Woman Sentenced in Murder of Husband
PASADENA — A San Gabriel woman, convicted of first-degree murder in the June, 1983, shooting death of her husband, has been sentenced to 25 years to life in state prison.
Cheryl Lynn Sellers, a 26-year-old mother of two, received the prescribed sentence for first-degree murder Tuesday, three weeks after a jury found her guilty of premeditation in the slaying of her 52-year-old husband, Norman.
Pasadena Superior Court Judge Sally G. Disco did not impose an additional two-year sentence for the use of a handgun, citing Sellers’ lack of a prior criminal conviction as a mitigating factor. But Disco rejected defense motions for lesser charges and for a new trial.
Appeal Planned
Deputy Public Defender Ronald Yorizane said he would appeal the case on factual grounds, arguing that the killing was not premeditated.
Sellers testified at her trial that she took a loaded .38-caliber handgun from a box in the living room during a heated argument in which her husband was taunting her as he lay in bed. Sellers testified that while her husband laughed at her and shouted abusively, she cocked the handgun and held it to his forehead for two minutes.

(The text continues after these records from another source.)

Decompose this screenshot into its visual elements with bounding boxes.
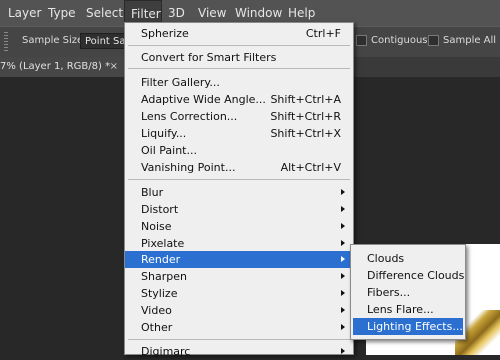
menu-item-blur[interactable]: Blur — [125, 184, 353, 201]
menu-item-shortcut: Alt+Ctrl+V — [280, 161, 341, 174]
submenu-item-clouds[interactable]: Clouds — [351, 250, 465, 267]
menu-item-lens-correction[interactable]: Lens Correction... Shift+Ctrl+R — [125, 108, 353, 125]
sample-all-layers-label: Sample All Laye — [443, 35, 500, 46]
menu-item-label: Liquify... — [141, 127, 187, 140]
menu-item-label: Digimarc — [141, 345, 191, 358]
submenu-arrow-icon — [341, 240, 345, 246]
menu-item-adaptive-wide-angle[interactable]: Adaptive Wide Angle... Shift+Ctrl+A — [125, 91, 353, 108]
menu-item-label: Convert for Smart Filters — [141, 51, 277, 64]
menu-item-label: Other — [141, 321, 173, 334]
submenu-arrow-icon — [341, 290, 345, 296]
filter-menu: Spherize Ctrl+F Convert for Smart Filter… — [124, 22, 354, 358]
menu-item-noise[interactable]: Noise — [125, 218, 353, 235]
document-tab[interactable]: 7% (Layer 1, RGB/8) * × — [0, 57, 124, 77]
menu-item-stylize[interactable]: Stylize — [125, 285, 353, 302]
submenu-arrow-icon — [341, 324, 345, 330]
menu-item-label: Render — [141, 253, 181, 266]
menu-item-shortcut: Ctrl+F — [305, 27, 341, 40]
menu-type[interactable]: Type — [42, 0, 82, 26]
submenu-item-lighting-effects[interactable]: Lighting Effects... — [353, 318, 463, 335]
menu-item-distort[interactable]: Distort — [125, 201, 353, 218]
menu-layer[interactable]: Layer — [2, 0, 47, 26]
menu-item-label: Stylize — [141, 287, 178, 300]
menu-item-oil-paint[interactable]: Oil Paint... — [125, 142, 353, 159]
sample-all-layers-checkbox[interactable] — [428, 35, 439, 46]
menu-item-label: Sharpen — [141, 270, 187, 283]
menu-item-liquify[interactable]: Liquify... Shift+Ctrl+X — [125, 125, 353, 142]
submenu-arrow-icon — [341, 256, 345, 262]
menu-item-label: Video — [141, 304, 172, 317]
menu-divider — [128, 179, 350, 180]
submenu-item-label: Lighting Effects... — [367, 320, 463, 333]
menu-item-label: Distort — [141, 203, 179, 216]
menu-item-label: Spherize — [141, 27, 189, 40]
submenu-item-label: Difference Clouds — [367, 269, 465, 282]
menu-item-pixelate[interactable]: Pixelate — [125, 235, 353, 252]
contiguous-label: Contiguous — [371, 35, 428, 46]
menu-item-label: Pixelate — [141, 237, 185, 250]
menu-item-render[interactable]: Render — [125, 251, 353, 268]
submenu-arrow-icon — [341, 223, 345, 229]
submenu-item-label: Lens Flare... — [367, 303, 434, 316]
submenu-item-lens-flare[interactable]: Lens Flare... — [351, 301, 465, 318]
menu-item-filter-gallery[interactable]: Filter Gallery... — [125, 74, 353, 91]
contiguous-checkbox[interactable] — [356, 35, 367, 46]
submenu-item-difference-clouds[interactable]: Difference Clouds — [351, 267, 465, 284]
menu-divider — [128, 45, 350, 46]
menu-item-shortcut: Shift+Ctrl+X — [270, 127, 341, 140]
menu-divider — [128, 68, 350, 69]
menu-item-convert-smart-filters[interactable]: Convert for Smart Filters — [125, 49, 353, 66]
menu-item-vanishing-point[interactable]: Vanishing Point... Alt+Ctrl+V — [125, 159, 353, 176]
render-submenu: Clouds Difference Clouds Fibers... Lens … — [350, 244, 466, 340]
menu-item-label: Vanishing Point... — [141, 161, 236, 174]
menu-select[interactable]: Select — [80, 0, 129, 26]
menu-item-label: Blur — [141, 186, 164, 199]
menu-item-label: Lens Correction... — [141, 110, 238, 123]
submenu-item-label: Clouds — [367, 252, 405, 265]
menu-item-label: Oil Paint... — [141, 144, 197, 157]
sample-size-select[interactable]: Point Sam — [80, 33, 126, 49]
menu-item-digimarc[interactable]: Digimarc — [125, 343, 353, 360]
document-tab-title: 7% (Layer 1, RGB/8) * — [0, 61, 111, 72]
menu-item-video[interactable]: Video — [125, 302, 353, 319]
menu-divider — [128, 339, 350, 340]
submenu-item-fibers[interactable]: Fibers... — [351, 284, 465, 301]
options-grip-icon[interactable] — [4, 32, 8, 52]
menu-item-label: Filter Gallery... — [141, 76, 220, 89]
menu-item-other[interactable]: Other — [125, 319, 353, 336]
menu-item-sharpen[interactable]: Sharpen — [125, 268, 353, 285]
submenu-arrow-icon — [341, 348, 345, 354]
submenu-arrow-icon — [341, 273, 345, 279]
menu-item-spherize[interactable]: Spherize Ctrl+F — [125, 25, 353, 42]
submenu-arrow-icon — [341, 307, 345, 313]
submenu-item-label: Fibers... — [367, 286, 411, 299]
menu-item-label: Adaptive Wide Angle... — [141, 93, 266, 106]
menu-item-shortcut: Shift+Ctrl+A — [270, 93, 341, 106]
sample-size-label: Sample Size: — [22, 35, 87, 46]
submenu-arrow-icon — [341, 189, 345, 195]
close-icon[interactable]: × — [110, 57, 118, 77]
menu-item-label: Noise — [141, 220, 172, 233]
submenu-arrow-icon — [341, 206, 345, 212]
menu-item-shortcut: Shift+Ctrl+R — [270, 110, 341, 123]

Sellers said she then had second thoughts about pulling the trigger, and as she moved the handgun away, it accidentally discharged.
The jury rejected Sellers’ contention that the shooting was an accident. Deputy Dist. Atty. Susan Wondries portrayed Sellers as a jealous woman who carefully plotted the murder of her husband when it became clear that their five-year marriage was at an end.

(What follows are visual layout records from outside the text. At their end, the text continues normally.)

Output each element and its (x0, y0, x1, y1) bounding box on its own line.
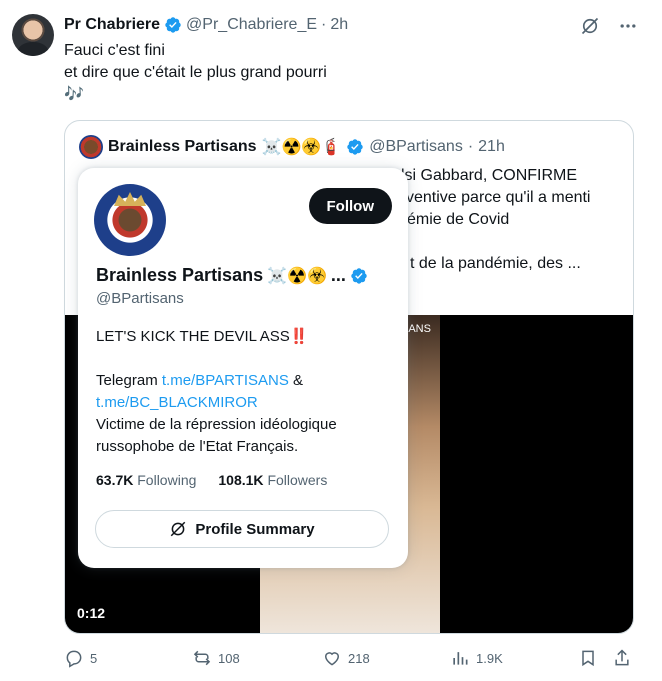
share-icon (615, 649, 629, 666)
grok-icon (171, 521, 186, 537)
following-count: 63.7K (96, 472, 134, 488)
views-button[interactable]: 1.9K (450, 648, 503, 668)
author-handle[interactable]: @Pr_Chabriere_E (186, 16, 317, 34)
heart-icon (324, 652, 340, 666)
views-count: 1.9K (476, 650, 503, 666)
share-button[interactable] (612, 648, 632, 668)
tweet-line: Fauci c'est fini (64, 42, 165, 59)
bio-telegram-label: Telegram (96, 372, 162, 389)
bookmark-icon (582, 650, 594, 667)
bio-line: russophobe de l'Etat Français. (96, 438, 299, 455)
verified-badge-icon (351, 267, 367, 284)
reply-button[interactable]: 5 (64, 648, 97, 668)
verified-badge-icon (347, 139, 363, 155)
views-icon (453, 652, 468, 665)
bio-line: Victime de la répression idéologique (96, 416, 337, 433)
separator-dot: · (321, 16, 327, 33)
tweet-header: Pr Chabriere @Pr_Chabriere_E · 2h (64, 16, 348, 34)
repost-button[interactable]: 108 (192, 648, 240, 668)
quote-author-emojis: ☠️☢️☣️🧯 (261, 139, 342, 156)
bio-line: LET'S KICK THE DEVIL ASS‼️ (96, 328, 309, 345)
reply-icon (66, 650, 82, 668)
hovercard-name[interactable]: Brainless Partisans (96, 265, 263, 286)
quote-author-avatar[interactable] (79, 135, 103, 159)
quote-header: Brainless Partisans ☠️☢️☣️🧯 @BPartisans … (79, 135, 505, 159)
followers-count: 108.1K (218, 472, 264, 488)
followers-stat[interactable]: 108.1K Followers (218, 472, 327, 488)
author-avatar[interactable] (12, 14, 54, 56)
repost-icon (193, 650, 211, 666)
tweet-time[interactable]: 2h (330, 16, 348, 34)
grok-icon[interactable] (580, 16, 600, 36)
hovercard-handle[interactable]: @BPartisans (96, 290, 184, 307)
bio-amp: & (288, 372, 304, 389)
tweet-line: 🎶 (64, 86, 84, 103)
separator-dot: · (467, 138, 474, 155)
quote-author-name[interactable]: Brainless Partisans (108, 138, 257, 156)
reply-count: 5 (90, 650, 98, 666)
hovercard-emojis: ☠️☢️☣️ (267, 267, 327, 285)
tweet-line: et dire que c'était le plus grand pourri (64, 64, 327, 81)
following-stat[interactable]: 63.7K Following (96, 472, 196, 488)
profile-summary-label: Profile Summary (195, 520, 315, 538)
verified-badge-icon (165, 17, 181, 33)
hovercard-ellipsis: ... (330, 265, 346, 285)
quote-author-handle[interactable]: @BPartisans (369, 138, 463, 156)
video-duration: 0:12 (77, 605, 106, 621)
bio-link[interactable]: t.me/BC_BLACKMIROR (96, 394, 258, 411)
bio-telegram-line: Telegram t.me/BPARTISANS & (96, 370, 396, 392)
tweet-text: Fauci c'est fini et dire que c'était le … (64, 40, 327, 106)
profile-hovercard: Follow Brainless Partisans ☠️☢️☣️ ... @B… (78, 168, 408, 568)
more-options-icon[interactable] (618, 16, 638, 36)
hovercard-name-row: Brainless Partisans ☠️☢️☣️ ... (96, 265, 368, 286)
quote-time[interactable]: 21h (478, 138, 505, 156)
like-count: 218 (348, 650, 370, 666)
hovercard-stats: 63.7K Following 108.1K Followers (96, 472, 327, 488)
profile-summary-button[interactable]: Profile Summary (95, 510, 389, 548)
tweet-actions: 5 108 218 1.9K (64, 648, 634, 670)
hovercard-avatar[interactable] (94, 184, 166, 256)
bio-link[interactable]: t.me/BPARTISANS (162, 372, 289, 389)
follow-button[interactable]: Follow (308, 188, 392, 224)
followers-label: Followers (267, 472, 328, 488)
repost-count: 108 (218, 650, 240, 666)
tweet-top-actions (580, 16, 638, 36)
hovercard-bio: LET'S KICK THE DEVIL ASS‼️ Telegram t.me… (96, 326, 396, 458)
author-name[interactable]: Pr Chabriere (64, 16, 160, 34)
like-button[interactable]: 218 (322, 648, 370, 668)
bio-spacer (96, 348, 396, 370)
bookmark-button[interactable] (578, 648, 598, 668)
following-label: Following (137, 472, 197, 488)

Wondries argued that five weeks before the slaying, Sellers purchased the handgun. Testimony revealed that Sellers had told a girlfriend that she would kill her husband if she ever caught him with another woman. No evidence of infidelity surfaced at the trial. After Sellers shot her husband once in the head, Wondries argued, she took his wallet and left their home in an attempt to establish an alibi and make his death appear to be a robbery-homicide.
Norman Sellers, a truck driver for Vons Grocery Co., who was not the father of Cheryl Sellers’ two children, already had reached a financial settlement with his wife, and she was about to move into an apartment when he was murdered, Wondries said.
On the night of June 29, 1983, according to testimony, Norman Sellers went to visit his adult son from a previous marriage. When he did not return home for several hours, his wife drove to her stepson’s home. Witnesses testified that Norman Sellers accused his wife of following him there out of mistrust and jealousy, and the couple began arguing.
Left to ‘Cool Off’
They returned home together and resumed the argument, according to Cheryl Sellers. She testified that she then left their home, in an unincorporated area outside San Gabriel, to “cool off” and returned an hour later, only to have her husband begin taunting her as he lay in bed.